La musica attraverso suoni, parole e immagini.

“Petrolchimico” di Andrea Gianessi video e free download

Ci sono parole che vanno dette, posizioni che vanno prese. Ho scritto questo brano circa un anno fa. Ero a Gela in Sicilia, uno dei tanti posti in Italia che potrebbero essere bellissimi, ma che sono stati distrutti e poi abbandonati da un vecchio modello di industrializzazione, o di sviluppo, come qualcuno ama ancora chiamarlo.

A Gela c’è un enorme stabilimento petrolchimico, i cittadini gelesi lo chiamano il Mostro. Ha funzionato per decenni con la promessa di lavoro e di una crescita economica ad offuscare i danni alla salute, all’ambiente e al tessuto sociale che inevitabilmente si sarebbero creati. Come spesso accade purtroppo questi temi rimangono attuali, oggi più che mai si prova a discutere di nuovi modelli, nuove prospettive.

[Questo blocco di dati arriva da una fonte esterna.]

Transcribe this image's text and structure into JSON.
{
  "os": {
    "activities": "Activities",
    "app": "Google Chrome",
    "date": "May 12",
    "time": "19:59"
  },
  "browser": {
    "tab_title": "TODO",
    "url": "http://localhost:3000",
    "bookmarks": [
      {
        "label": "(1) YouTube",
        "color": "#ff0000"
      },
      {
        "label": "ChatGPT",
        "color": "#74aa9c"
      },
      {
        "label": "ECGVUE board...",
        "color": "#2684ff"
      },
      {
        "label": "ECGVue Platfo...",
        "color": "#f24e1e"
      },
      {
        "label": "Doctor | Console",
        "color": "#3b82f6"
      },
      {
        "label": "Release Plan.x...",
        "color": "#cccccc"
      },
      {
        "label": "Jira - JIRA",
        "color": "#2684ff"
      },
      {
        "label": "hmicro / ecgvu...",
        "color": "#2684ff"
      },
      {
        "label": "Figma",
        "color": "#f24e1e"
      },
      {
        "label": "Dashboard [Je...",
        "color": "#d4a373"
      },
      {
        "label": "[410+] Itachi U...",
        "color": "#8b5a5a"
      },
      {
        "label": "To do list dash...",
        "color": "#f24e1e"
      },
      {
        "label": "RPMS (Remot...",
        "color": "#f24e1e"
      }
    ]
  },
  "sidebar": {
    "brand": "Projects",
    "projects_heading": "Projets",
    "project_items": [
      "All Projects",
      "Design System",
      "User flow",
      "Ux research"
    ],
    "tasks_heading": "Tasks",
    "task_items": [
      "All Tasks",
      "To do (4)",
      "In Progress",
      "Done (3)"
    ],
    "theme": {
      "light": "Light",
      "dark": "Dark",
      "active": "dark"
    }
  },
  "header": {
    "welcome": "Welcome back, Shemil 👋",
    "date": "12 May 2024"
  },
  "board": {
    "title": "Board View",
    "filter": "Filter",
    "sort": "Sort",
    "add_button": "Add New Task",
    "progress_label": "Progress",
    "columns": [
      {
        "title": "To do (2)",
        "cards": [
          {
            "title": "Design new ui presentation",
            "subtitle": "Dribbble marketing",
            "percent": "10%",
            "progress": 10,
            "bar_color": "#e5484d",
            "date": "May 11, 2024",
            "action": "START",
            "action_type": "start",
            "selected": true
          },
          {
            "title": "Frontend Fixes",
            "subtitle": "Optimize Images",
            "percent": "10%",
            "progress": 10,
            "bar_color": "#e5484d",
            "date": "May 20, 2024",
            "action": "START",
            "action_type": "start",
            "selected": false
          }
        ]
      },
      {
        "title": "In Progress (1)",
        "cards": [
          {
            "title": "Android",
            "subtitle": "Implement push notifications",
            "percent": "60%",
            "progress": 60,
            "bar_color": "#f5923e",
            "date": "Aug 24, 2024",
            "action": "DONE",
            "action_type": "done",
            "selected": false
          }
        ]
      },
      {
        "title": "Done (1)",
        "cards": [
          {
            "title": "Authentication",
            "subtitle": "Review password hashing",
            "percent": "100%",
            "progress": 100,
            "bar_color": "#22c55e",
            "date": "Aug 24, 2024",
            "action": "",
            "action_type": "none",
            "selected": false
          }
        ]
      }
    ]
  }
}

Oggi come sempre c’è chi tenta di evitare il confronto, chi si nasconde dietro necessità economiche, dietro il cosiddetto sviluppo, dietro vaghe giustificazioni tecniche o politiche. Oggi ho deciso di pubblicare questo brano, un piccolo contributo alla discussione, lontano dagli slogan, espresso nella lingua che mi è più vicina: la musica, la canzone. Lascerò il brano in free download, perché le idee devono girare senza vincoli.

Brano in free download:

A Gela c’è una terrazza da cui si vede il mare o le ciminiere del petrolchimico, sta a noi scegliere cosa guardare.